These terms and conditions of sale shall apply unless otherwise agreed in writing between JP Air Tech ApS, CVR nr.25054342 hereinafter mentioned as “the Seller” and the Buyer.
1. Prices and Terms of Delivery
1.1 All prices are based on payment by direct electronic or bank transfer to the account specified on the invoice.
1.2 Up to, and including the date of delivery, the Seller shall be entitled to alter prices in accordance with changes in currency rates or any other circumstances beyond the Seller’s control.
1.3 The term of delivery, FCA INCOTERMS 2010.
1.4 The value added tax in force on the date of invoicing shall be added to all deliveries within Denmark and otherwise in accordance with Danish law and regulations.
2. Passing of Risk
2.1 The buyer must bear all risks of loss or damage to the goods from the time they have been delivered or, at the latest, 10 days after the time of delivery, which arise either because the Buyer fails to nominate the carrier or because the carrier fails to take the goods into his charge at the time of delivery.
3. Time of Delivery
3.1 Times of delivery quoted are intended as a best estimate and guideline only.
3.2 The Seller shall not be responsible for any consequential loss, loss of time or profit, daily damages, or any other loss, which may be incurred as a result of delay.
3.3 The Seller has the right to affect partial deliveries.
4. Ownership Reservation
4.1 The Seller reserves the ownership of the delivered components until payment is effected.
5.1 Full payment shall be made 14 days from the date of the invoice.
5.2 If payment is received later than the due date, an interest of 1.5% per month will be charged.
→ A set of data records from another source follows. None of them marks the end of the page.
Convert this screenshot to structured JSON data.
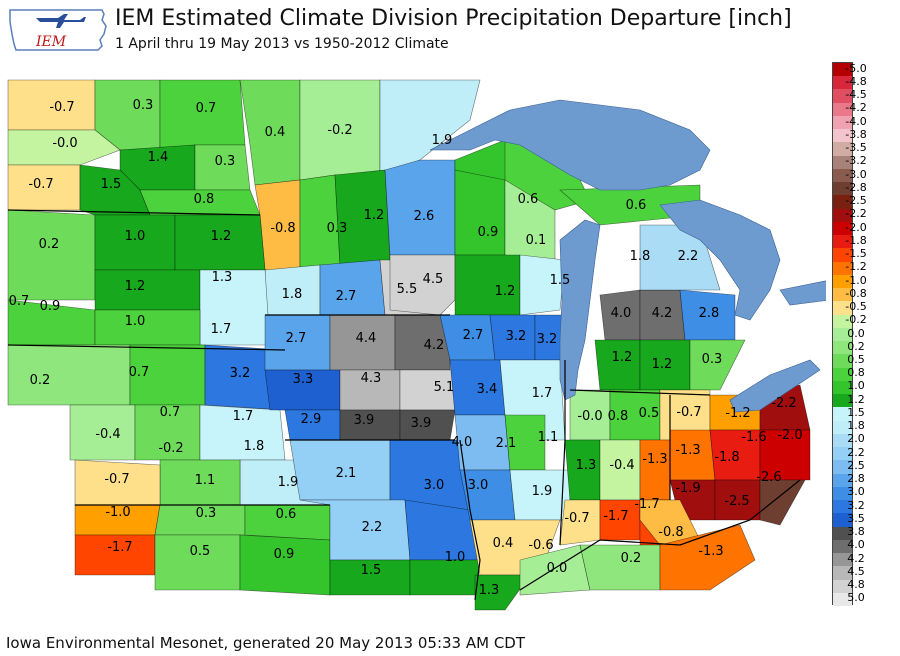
{
  "header": {
    "logo_text": "IEM",
    "title": "IEM Estimated Climate Division Precipitation Departure [inch]",
    "subtitle": "1 April thru 19 May 2013 vs 1950-2012 Climate"
  },
  "footer": {
    "credit": "Iowa Environmental Mesonet, generated 20 May 2013 05:33 AM CDT"
  },
  "legend": {
    "levels": [
      {
        "label": "-5.0",
        "color": "#b40000"
      },
      {
        "label": "-4.8",
        "color": "#d8263a"
      },
      {
        "label": "-4.5",
        "color": "#e04e62"
      },
      {
        "label": "-4.2",
        "color": "#e8788a"
      },
      {
        "label": "-4.0",
        "color": "#f0a2b0"
      },
      {
        "label": "-3.8",
        "color": "#f4c4cc"
      },
      {
        "label": "-3.5",
        "color": "#d0aca4"
      },
      {
        "label": "-3.2",
        "color": "#a8827a"
      },
      {
        "label": "-3.0",
        "color": "#8a5c50"
      },
      {
        "label": "-2.8",
        "color": "#6e3e30"
      },
      {
        "label": "-2.5",
        "color": "#7a2010"
      },
      {
        "label": "-2.2",
        "color": "#a00e0e"
      },
      {
        "label": "-2.0",
        "color": "#cc0000"
      },
      {
        "label": "-1.8",
        "color": "#e81c10"
      },
      {
        "label": "-1.5",
        "color": "#ff4500"
      },
      {
        "label": "-1.2",
        "color": "#ff7400"
      },
      {
        "label": "-1.0",
        "color": "#ff9f00"
      },
      {
        "label": "-0.8",
        "color": "#ffbc44"
      },
      {
        "label": "-0.5",
        "color": "#ffe08a"
      },
      {
        "label": "-0.2",
        "color": "#c4f4a0"
      },
      {
        "label": "0.0",
        "color": "#a6ee96"
      },
      {
        "label": "0.2",
        "color": "#8ee67c"
      },
      {
        "label": "0.5",
        "color": "#6edc5a"
      },
      {
        "label": "0.8",
        "color": "#4cd23c"
      },
      {
        "label": "1.0",
        "color": "#34c42c"
      },
      {
        "label": "1.2",
        "color": "#18a81e"
      },
      {
        "label": "1.5",
        "color": "#c6f4fa"
      },
      {
        "label": "1.8",
        "color": "#c0eef8"
      },
      {
        "label": "2.0",
        "color": "#aadcf6"
      },
      {
        "label": "2.2",
        "color": "#94d0f6"
      },
      {
        "label": "2.5",
        "color": "#7cbcf0"
      },
      {
        "label": "2.8",
        "color": "#5aa4ec"
      },
      {
        "label": "3.0",
        "color": "#3e8ee6"
      },
      {
        "label": "3.2",
        "color": "#2c78e0"
      },
      {
        "label": "3.5",
        "color": "#1e60d0"
      },
      {
        "label": "3.8",
        "color": "#505050"
      },
      {
        "label": "4.0",
        "color": "#6e6e6e"
      },
      {
        "label": "4.2",
        "color": "#969696"
      },
      {
        "label": "4.5",
        "color": "#b8b8b8"
      },
      {
        "label": "4.8",
        "color": "#d2d2d2"
      },
      {
        "label": "5.0",
        "color": "#e8e8e8"
      }
    ]
  },
  "map": {
    "colors": {
      "lake": "#6d9bd0",
      "background": "#ffffff",
      "border": "#000000"
    },
    "divisions": [
      {
        "value": -0.7,
        "text": "-0.7"
      },
      {
        "value": 0.3,
        "text": "0.3"
      },
      {
        "value": 0.7,
        "text": "0.7"
      },
      {
        "value": 0.4,
        "text": "0.4"
      },
      {
        "value": -0.2,
        "text": "-0.2"
      },
      {
        "value": 1.9,
        "text": "1.9"
      },
      {
        "value": 0.0,
        "text": "-0.0"
      },
      {
        "value": 1.4,
        "text": "1.4"
      },
      {
        "value": 0.3,
        "text": "0.3"
      },
      {
        "value": -0.7,
        "text": "-0.7"
      },
      {
        "value": 1.5,
        "text": "1.5"
      },
      {
        "value": 0.8,
        "text": "0.8"
      },
      {
        "value": 1.2,
        "text": "1.2"
      },
      {
        "value": 0.6,
        "text": "0.6"
      },
      {
        "value": 0.6,
        "text": "0.6"
      },
      {
        "value": -0.8,
        "text": "-0.8"
      },
      {
        "value": 0.3,
        "text": "0.3"
      },
      {
        "value": 2.6,
        "text": "2.6"
      },
      {
        "value": 0.9,
        "text": "0.9"
      },
      {
        "value": 0.1,
        "text": "0.1"
      },
      {
        "value": 0.2,
        "text": "0.2"
      },
      {
        "value": 1.0,
        "text": "1.0"
      },
      {
        "value": 1.2,
        "text": "1.2"
      },
      {
        "value": 1.8,
        "text": "1.8"
      },
      {
        "value": 2.2,
        "text": "2.2"
      },
      {
        "value": 1.3,
        "text": "1.3"
      },
      {
        "value": 5.5,
        "text": "5.5"
      },
      {
        "value": 4.5,
        "text": "4.5"
      },
      {
        "value": 1.5,
        "text": "1.5"
      },
      {
        "value": 1.2,
        "text": "1.2"
      },
      {
        "value": 1.8,
        "text": "1.8"
      },
      {
        "value": 2.7,
        "text": "2.7"
      },
      {
        "value": 0.7,
        "text": "0.7"
      },
      {
        "value": 0.9,
        "text": "0.9"
      },
      {
        "value": 1.2,
        "text": "1.2"
      },
      {
        "value": 4.0,
        "text": "4.0"
      },
      {
        "value": 4.2,
        "text": "4.2"
      },
      {
        "value": 2.8,
        "text": "2.8"
      },
      {
        "value": 1.0,
        "text": "1.0"
      },
      {
        "value": 1.7,
        "text": "1.7"
      },
      {
        "value": 2.7,
        "text": "2.7"
      },
      {
        "value": 4.4,
        "text": "4.4"
      },
      {
        "value": 4.2,
        "text": "4.2"
      },
      {
        "value": 2.7,
        "text": "2.7"
      },
      {
        "value": 3.2,
        "text": "3.2"
      },
      {
        "value": 3.2,
        "text": "3.2"
      },
      {
        "value": 1.2,
        "text": "1.2"
      },
      {
        "value": 1.2,
        "text": "1.2"
      },
      {
        "value": 0.3,
        "text": "0.3"
      },
      {
        "value": 0.2,
        "text": "0.2"
      },
      {
        "value": 0.7,
        "text": "0.7"
      },
      {
        "value": 3.2,
        "text": "3.2"
      },
      {
        "value": 3.3,
        "text": "3.3"
      },
      {
        "value": 4.3,
        "text": "4.3"
      },
      {
        "value": 5.1,
        "text": "5.1"
      },
      {
        "value": 3.4,
        "text": "3.4"
      },
      {
        "value": 1.7,
        "text": "1.7"
      },
      {
        "value": 0.7,
        "text": "0.7"
      },
      {
        "value": 1.7,
        "text": "1.7"
      },
      {
        "value": 2.9,
        "text": "2.9"
      },
      {
        "value": 3.9,
        "text": "3.9"
      },
      {
        "value": 3.9,
        "text": "3.9"
      },
      {
        "value": 0.0,
        "text": "-0.0"
      },
      {
        "value": 0.8,
        "text": "0.8"
      },
      {
        "value": 0.5,
        "text": "0.5"
      },
      {
        "value": -0.7,
        "text": "-0.7"
      },
      {
        "value": -1.2,
        "text": "-1.2"
      },
      {
        "value": -2.2,
        "text": "-2.2"
      },
      {
        "value": -0.4,
        "text": "-0.4"
      },
      {
        "value": -0.2,
        "text": "-0.2"
      },
      {
        "value": 1.8,
        "text": "1.8"
      },
      {
        "value": 4.0,
        "text": "4.0"
      },
      {
        "value": 2.1,
        "text": "2.1"
      },
      {
        "value": 1.1,
        "text": "1.1"
      },
      {
        "value": -1.6,
        "text": "-1.6"
      },
      {
        "value": -2.0,
        "text": "-2.0"
      },
      {
        "value": -0.7,
        "text": "-0.7"
      },
      {
        "value": 1.1,
        "text": "1.1"
      },
      {
        "value": 1.9,
        "text": "1.9"
      },
      {
        "value": 2.1,
        "text": "2.1"
      },
      {
        "value": 1.3,
        "text": "1.3"
      },
      {
        "value": -0.4,
        "text": "-0.4"
      },
      {
        "value": -1.3,
        "text": "-1.3"
      },
      {
        "value": -1.3,
        "text": "-1.3"
      },
      {
        "value": -1.8,
        "text": "-1.8"
      },
      {
        "value": -2.6,
        "text": "-2.6"
      },
      {
        "value": -1.0,
        "text": "-1.0"
      },
      {
        "value": 0.3,
        "text": "0.3"
      },
      {
        "value": 0.6,
        "text": "0.6"
      },
      {
        "value": 3.0,
        "text": "3.0"
      },
      {
        "value": 3.0,
        "text": "3.0"
      },
      {
        "value": 1.9,
        "text": "1.9"
      },
      {
        "value": -1.9,
        "text": "-1.9"
      },
      {
        "value": -2.5,
        "text": "-2.5"
      },
      {
        "value": -1.7,
        "text": "-1.7"
      },
      {
        "value": 2.2,
        "text": "2.2"
      },
      {
        "value": -0.7,
        "text": "-0.7"
      },
      {
        "value": -1.7,
        "text": "-1.7"
      },
      {
        "value": -0.8,
        "text": "-0.8"
      },
      {
        "value": -1.7,
        "text": "-1.7"
      },
      {
        "value": 0.5,
        "text": "0.5"
      },
      {
        "value": 0.9,
        "text": "0.9"
      },
      {
        "value": 1.0,
        "text": "1.0"
      },
      {
        "value": 0.4,
        "text": "0.4"
      },
      {
        "value": -0.6,
        "text": "-0.6"
      },
      {
        "value": -1.3,
        "text": "-1.3"
      },
      {
        "value": 0.2,
        "text": "0.2"
      },
      {
        "value": 1.5,
        "text": "1.5"
      },
      {
        "value": 0.0,
        "text": "0.0"
      },
      {
        "value": 1.3,
        "text": "1.3"
      }
    ]
  }
}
There will be an additional fee of EUR 15 for every reminder.
6.1 The Seller warrants components of good quality design, materials and workmanship for a period of 2 years from the order date.
6.2 The warranty is only applicable on the Buyer’s correct handling, storage, installation and use of the components delivered as per the Seller’s Specification. The Buyer is not allowed to repair or change the components in any way under the warranty.
6.3 The Buyer undertakes to inspect the goods either at the Seller’s premises or immediately upon receipt. Claims by the Buyer shall be made within 10 days of receipt.
6.4 In the event of a claim being accepted by the Seller, the Buyer will be entitled to a replacement delivery affected upon the return to the Seller of the defective components and on the same delivery terms. No other compensation shall be granted than that provided for above.
6.5 The Seller shall not be held liable for any consequential loss, loss of time or profit, or daily penalties or any other loss, which may result from defective goods.
7. Product Liability
7.1 The Seller is only responsible for product liability according to the Danish Product Liability Act.
7.2 The Seller shall not be responsible for any other personal injury or damaged property in relation to the Buyer. Product liability is thus disclaimed also with regard to damage, which may be referred to faults or neglect on the part of the Seller.
7.3 If the components delivered cause damage to any third party or third party’s property, which entitles the third party to compensation, such compensation shall be paid finally by the Buyer, irrespective of whether the damage may be caused by faults or omissions committed by the Seller. However, this shall not apply if the Product Liability Act comprises the damage and such a distribution of liability is contrary to indispensable rules of the Act.
7.4 The product liability shall in no circumstances comprise consequential loss, loss of time or profit, or daily penalties or any other indirect loss.
8. Force Majeure
8.1 The Seller shall be exempt from liability for any non-delivery, short delivery or delayed delivery, which is due either in part or in whole to circumstances beyond the control of the Seller, such as breakdown of production plant, fire, war, riots, civil disturbances, strikes/refusal to work, lock-out, non-delivery, short delivery or delayed delivery on the part of sub-suppliers, shortage of labour, fuel or motive power, restrictions on currency or trade embargoes, or the intervention of public authorities including the European Community.
9. Applicable Law and Venue
9.1 Disputes arising out of this agreement and conditions connected therewith shall be settled in accordance with the rules of Danish law, with the City Court in Copenhagen (Københavns Byret) as proper venue.